Secondly, if last season was about viewing our progress on the domestic front this one was all about seeing us develop as a team in Europe. Results apart, there were definite signs of progress, and everyone is curious to see what happens next.
In the meantime, there is a domestic campaign to win and more honours to secure.
For these reasons, Celtic is a calm club at the moment, a club secure in its leadership and a club secure in the direction we’re going. But there’s another reason; nobody at Celtic was getting ahead of ourselves about what might happen in this European campaign.
That is where the advantage lies.
That is why Celtic is handling all this in a clear-headed manner. There was no pressure on Ange and this team to achieve miracles. Merely progress. That is why even fans – and fans are fickle – are able to look past the results.
Let idiot “shock-jocks” crow and preen and let clownish hacks put forward their “theories” as to why we didn’t win a game from the first five. But in truth, they are projecting failure onto us because what they are really struggling with is that of their favourite club.
The contrast between what’s happening over there and the chill at Celtic Park could not be clearer, could not be more pronounced. They did allow themselves to believe they were capable of beating the best sides on the continent. They kidded themselves that last season’s Europa League run had confirmed them as a serious, credible force.

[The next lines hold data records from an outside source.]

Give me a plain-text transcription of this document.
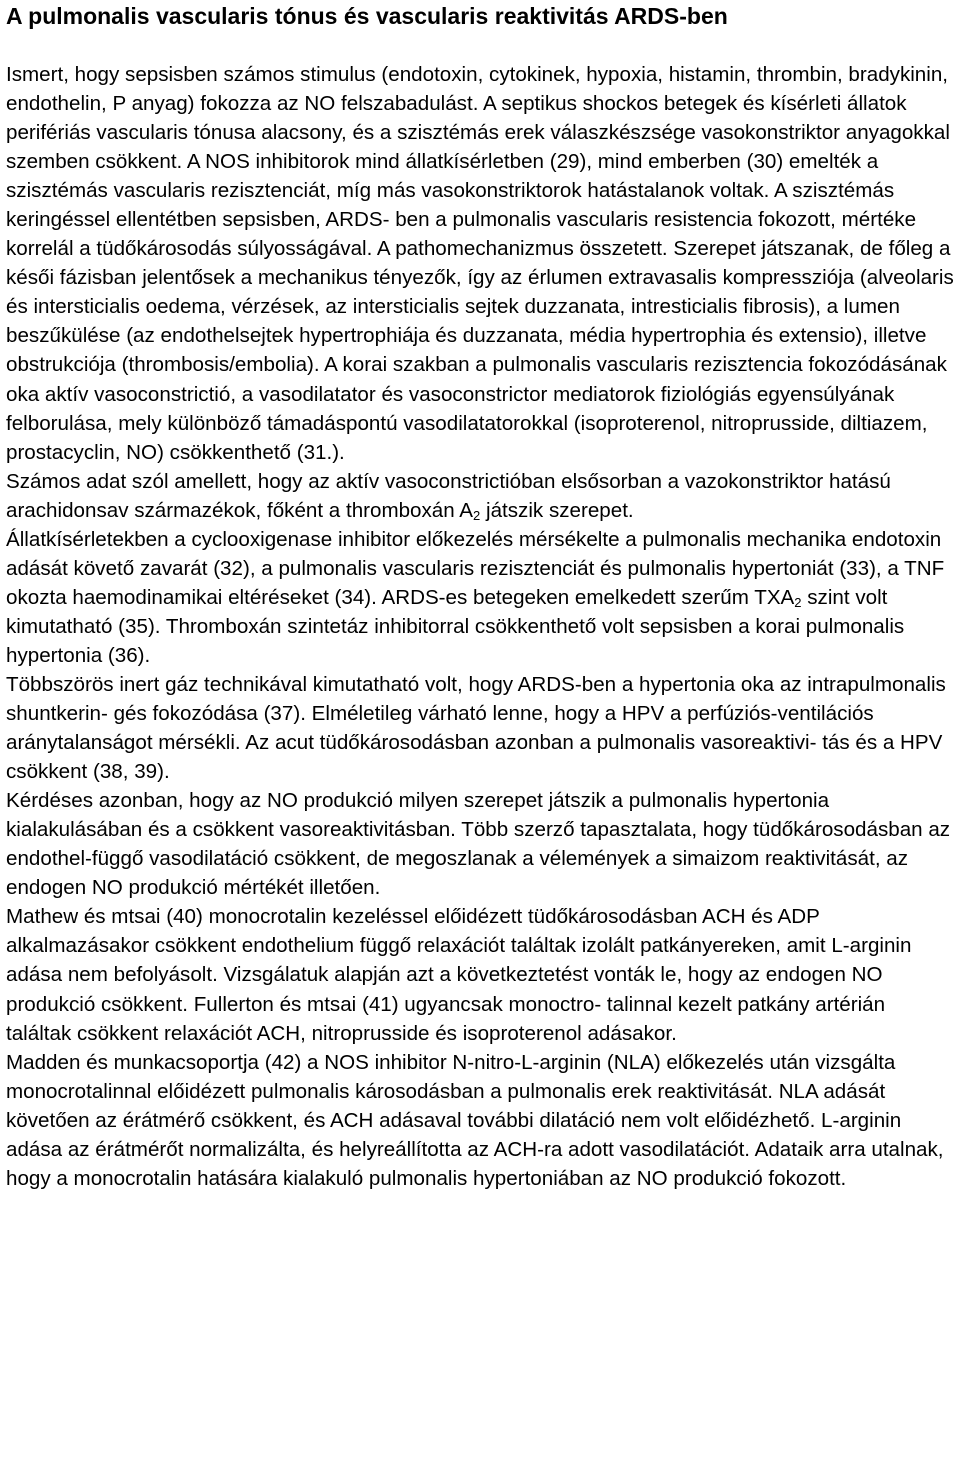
A pulmonalis vascularis tónus és vascularis reaktivitás ARDS-ben

Ismert, hogy sepsisben számos stimulus (endotoxin, cytokinek, hypoxia, histamin, thrombin, bradykinin, endothelin, P anyag) fokozza az NO felszabadulást. A septikus shockos betegek és kísérleti állatok perifériás vascularis tónusa alacsony, és a szisztémás erek válaszkészsége vasokonstriktor anyagokkal szemben csökkent. A NOS inhibitorok mind állatkísérletben (29), mind emberben (30) emelték a szisztémás vascularis rezisztenciát, míg más vasokonstriktorok hatástalanok voltak. A szisztémás keringéssel ellentétben sepsisben, ARDS- ben a pulmonalis vascularis resistencia fokozott, mértéke korrelál a tüdőkárosodás súlyosságával. A pathomechanizmus összetett. Szerepet játszanak, de főleg a késői fázisban jelentősek a mechanikus tényezők, így az érlumen extravasalis kompressziója (alveolaris és intersticialis oedema, vérzések, az intersticialis sejtek duzzanata, intresticialis fibrosis), a lumen beszűkülése (az endothelsejtek hypertrophiája és duzzanata, média hypertrophia és extensio), illetve obstrukciója (thrombosis/embolia). A korai szakban a pulmonalis vascularis rezisztencia fokozódásának oka aktív vasoconstrictió, a vasodilatator és vasoconstrictor mediatorok fiziológiás egyensúlyának felborulása, mely különböző támadáspontú vasodilatatorokkal (isoproterenol, nitroprusside, diltiazem, prostacyclin, NO) csökkenthető (31.).

Számos adat szól amellett, hogy az aktív vasoconstrictióban elsősorban a vazokonstriktor hatású arachidonsav származékok, főként a thromboxán $A_2$ játszik szerepet.

Állatkísérletekben a cyclooxigenase inhibitor előkezelés mérsékelte a pulmonalis mechanika endotoxin adását követő zavarát (32), a pulmonalis vascularis rezisztenciát és pulmonalis hypertoniát (33), a TNF okozta haemodinamikai eltéréseket (34). ARDS-es betegeken emelkedett szerűm $TXA_2$ szint volt kimutatható (35). Thromboxán szintetáz inhibitorral csökkenthető volt sepsisben a korai pulmonalis hypertonia (36).

Többszörös inert gáz technikával kimutatható volt, hogy ARDS-ben a hypertonia oka az intrapulmonalis shuntkerin- gés fokozódása (37). Elméletileg várható lenne, hogy a HPV a perfúziós-ventilációs aránytalanságot mérsékli. Az acut tüdőkárosodásban azonban a pulmonalis vasoreaktivi- tás és a HPV csökkent (38, 39).

Kérdéses azonban, hogy az NO produkció milyen szerepet játszik a pulmonalis hypertonia kialakulásában és a csökkent vasoreaktivitásban. Több szerző tapasztalata, hogy tüdőkárosodásban az endothel-függő vasodilatáció csökkent, de megoszlanak a vélemények a simaizom reaktivitását, az endogen NO produkció mértékét illetően.

Mathew és mtsai (40) monocrotalin kezeléssel előidézett tüdőkárosodásban ACH és ADP alkalmazásakor csökkent endothelium függő relaxációt találtak izolált patkányereken, amit L-arginin adása nem befolyásolt. Vizsgálatuk alapján azt a következtetést vonták le, hogy az endogen NO produkció csökkent. Fullerton és mtsai (41) ugyancsak monoctro- talinnal kezelt patkány artérián találtak csökkent relaxációt ACH, nitroprusside és isoproterenol adásakor.

Madden és munkacsoportja (42) a NOS inhibitor N-nitro-L-arginin (NLA) előkezelés után vizsgálta monocrotalinnal előidézett pulmonalis károsodásban a pulmonalis erek reaktivitását. NLA adását követően az érátmérő csökkent, és ACH adásaval további dilatáció nem volt előidézhető. L-arginin adása az érátmérőt normalizálta, és helyreállította az ACH-ra adott vasodilatációt. Adataik arra utalnak, hogy a monocrotalin hatására kialakuló pulmonalis hypertoniában az NO produkció fokozott.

So the results in their Groups have hit them like a sledgehammer, and with such force that it has destabilised their club. Added to results in the league – and there have been two draws and a defeat since the season began – and it’s no wonder their manager is in the crosshairs of fans who regard their performances in Europe as unacceptable.
I said last night that their stupidity in buying into the delusions of grandeur have rendered objective analysis impossible. They look at those performances and results and see a team that has gone radically backwards.
In a sense they are right. But they are also wrong in a number of crucial ways.
Say rather that their team hasn’t improved … that would be closer to reality.
Twice since Ange has taken over, we’ve exposed that team’s weaknesses in a big way.
The first time was last January; they still went on a European run in the shadow of that defeat, but it was the ease with which we powered through them that convinced me that elite European teams would show them no mercy whatsoever. It was why I adamantly refused to believe, until they got there, that they would get to the final in the first place.
We’ve already exposed those weaknesses even more harshly in this campaign, and so what Liverpool, Napoli and Ajax have done to them comes as no surprise whatsoever … except to them, and that’s why their club is reeling under those blows.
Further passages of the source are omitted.